ABSTRACT

It is telling that the most definitive success to date in America’s war in Afghanistan became a source of political contention. The death of Osama bin Laden at the hands of US special operations forces on May 2, 2011, was the clearest fulfillment of President George W. Bush’s pledge (2001) “to find those responsible” for the 9/11 attacks “and bring them to justice.” It was also the achievement most clearly aligned with President Barack Obama’s strategy to disrupt, dismantle, and defeat the al Qaeda terrorist network. After Americans took to the streets to celebrate the news, however, arguments that had become a familiar feature of the war’s discourse resumed. Officials backtracked on initial reports in which they had suggested that bin Laden and his supporters offered heavy opposition and used women as human shields during the raid, which killed three men and a woman in addition to the terrorist leader (Booth 2011). Experts debated whether the United States should provide photographic evidence of bin Laden’s corpse and its burial at sea, with Obama finally opposing the move as triumphalism that would incite further violence (Montopoli 2011). Relations between the United States and Pakistan were challenged by a high-profile American military operation on Pakistani soil and the revelation that bin Laden had been living in relative comfort in close proximity to the Pakistan Military Academy (Gall and Schmitt 2011). The following year, members of Congress and some former military officers accused the White House of leaking details of the raid in an effort to burnish the president’s reputation in an election year (Shane 2012).
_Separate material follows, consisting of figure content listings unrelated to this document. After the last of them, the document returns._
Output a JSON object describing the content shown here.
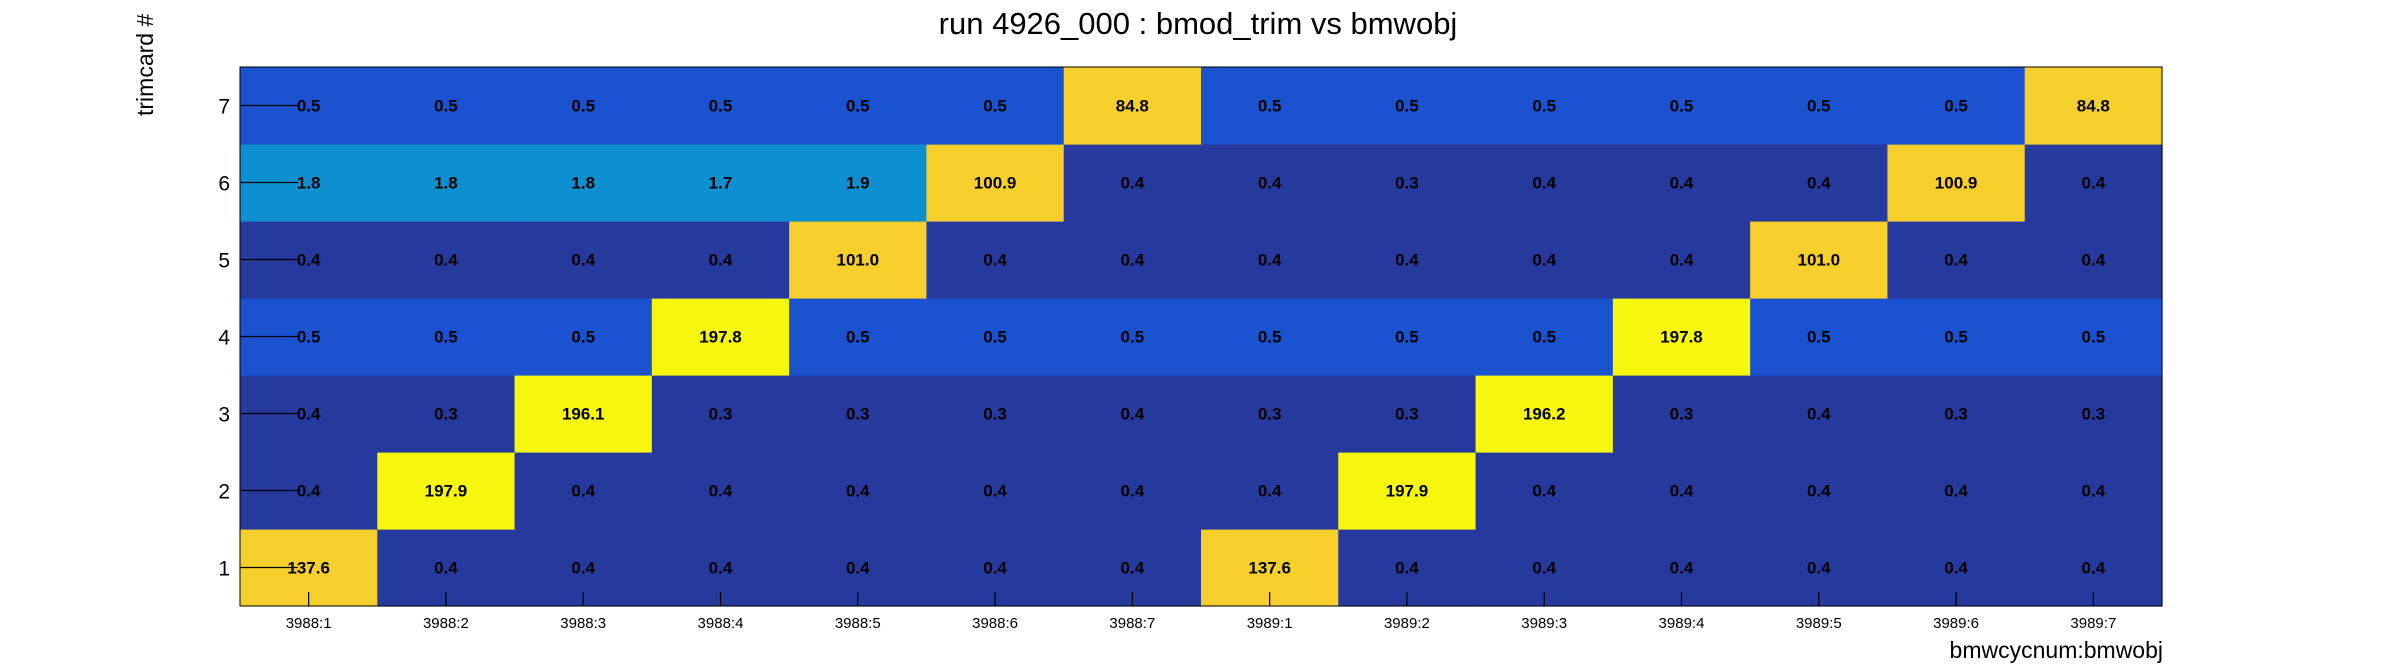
{
  "chart_data": {
    "type": "heatmap",
    "title": "run 4926_000 : bmod_trim vs bmwobj",
    "xlabel": "bmwcycnum:bmwobj",
    "ylabel": "trimcard #",
    "x_categories": [
      "3988:1",
      "3988:2",
      "3988:3",
      "3988:4",
      "3988:5",
      "3988:6",
      "3988:7",
      "3989:1",
      "3989:2",
      "3989:3",
      "3989:4",
      "3989:5",
      "3989:6",
      "3989:7"
    ],
    "y_categories": [
      "1",
      "2",
      "3",
      "4",
      "5",
      "6",
      "7"
    ],
    "values": [
      [
        "137.6",
        "0.4",
        "0.4",
        "0.4",
        "0.4",
        "0.4",
        "0.4",
        "137.6",
        "0.4",
        "0.4",
        "0.4",
        "0.4",
        "0.4",
        "0.4"
      ],
      [
        "0.4",
        "197.9",
        "0.4",
        "0.4",
        "0.4",
        "0.4",
        "0.4",
        "0.4",
        "197.9",
        "0.4",
        "0.4",
        "0.4",
        "0.4",
        "0.4"
      ],
      [
        "0.4",
        "0.3",
        "196.1",
        "0.3",
        "0.3",
        "0.3",
        "0.4",
        "0.3",
        "0.3",
        "196.2",
        "0.3",
        "0.4",
        "0.3",
        "0.3"
      ],
      [
        "0.5",
        "0.5",
        "0.5",
        "197.8",
        "0.5",
        "0.5",
        "0.5",
        "0.5",
        "0.5",
        "0.5",
        "197.8",
        "0.5",
        "0.5",
        "0.5"
      ],
      [
        "0.4",
        "0.4",
        "0.4",
        "0.4",
        "101.0",
        "0.4",
        "0.4",
        "0.4",
        "0.4",
        "0.4",
        "0.4",
        "101.0",
        "0.4",
        "0.4"
      ],
      [
        "1.8",
        "1.8",
        "1.8",
        "1.7",
        "1.9",
        "100.9",
        "0.4",
        "0.4",
        "0.3",
        "0.4",
        "0.4",
        "0.4",
        "100.9",
        "0.4"
      ],
      [
        "0.5",
        "0.5",
        "0.5",
        "0.5",
        "0.5",
        "0.5",
        "84.8",
        "0.5",
        "0.5",
        "0.5",
        "0.5",
        "0.5",
        "0.5",
        "84.8"
      ]
    ],
    "grid": false,
    "legend": "none",
    "palette": {
      "low": "#263a9e",
      "low_mid": "#1b52d0",
      "mid": "#0d8fd0",
      "high_mid": "#f7cf2c",
      "high": "#f7f70d"
    }
  }
}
A book by a former SEAL who took part in the operation contradicted some details of the White House’s account while provoking condemnation from defense officials concerned about the possible release of classified information (Whitlock 2012; Ackerman 2012). Although these developments frayed the edges of the event’s legitimacy, national security elites pointed to the raid as a politically plausible alternative to a counterinsurgency doctrine that had asked too much of policymakers and the public. Despite the distaste for nation building that Bush expressed in the 2000 election, his administration launched two wars aimed at passively or actively transforming the security, governance, and economic health of badly broken states. As a candidate in 2008, Obama had considered Afghanistan “a war that

we have to win,” and proposed a comprehensive and implicitly long-term strategy for doing so (Obama 2008). By the time Obama approached re-election in 2012, America’s experiences in Afghanistan and Iraq undercut the premise that US-backed intervention against terrorists required US-led rebuilding efforts to stabilize potential safe havens. The official break with COIN was formalized in January 2012 with strategic guidance and budget proposals that promoted border-spanning intelligence, air, naval, and special operations capabilities at the expense of the large numbers of ground troops needed for sustained stability operations on a national scale (White House and US Department of Defense 2012). The president’s advisors began emphasizing the narrowed scope of his security ambitions. A June 2012 New Yorker preview of Obama’s second-term priorities, informed by a number of interviews with administration officials, summed up the conventional wisdom on a shift in strategy:

The Obama project of the first four years was to end the two wars it had inherited and move the US away from defining itself globally in terms of a multigenerational struggle against terrorism. Instead of conducting massive land wars, Obama’s terrorism policy became defined by targeted assassination of Al Qaeda leaders by teams of Navy SEALs and Predator drones.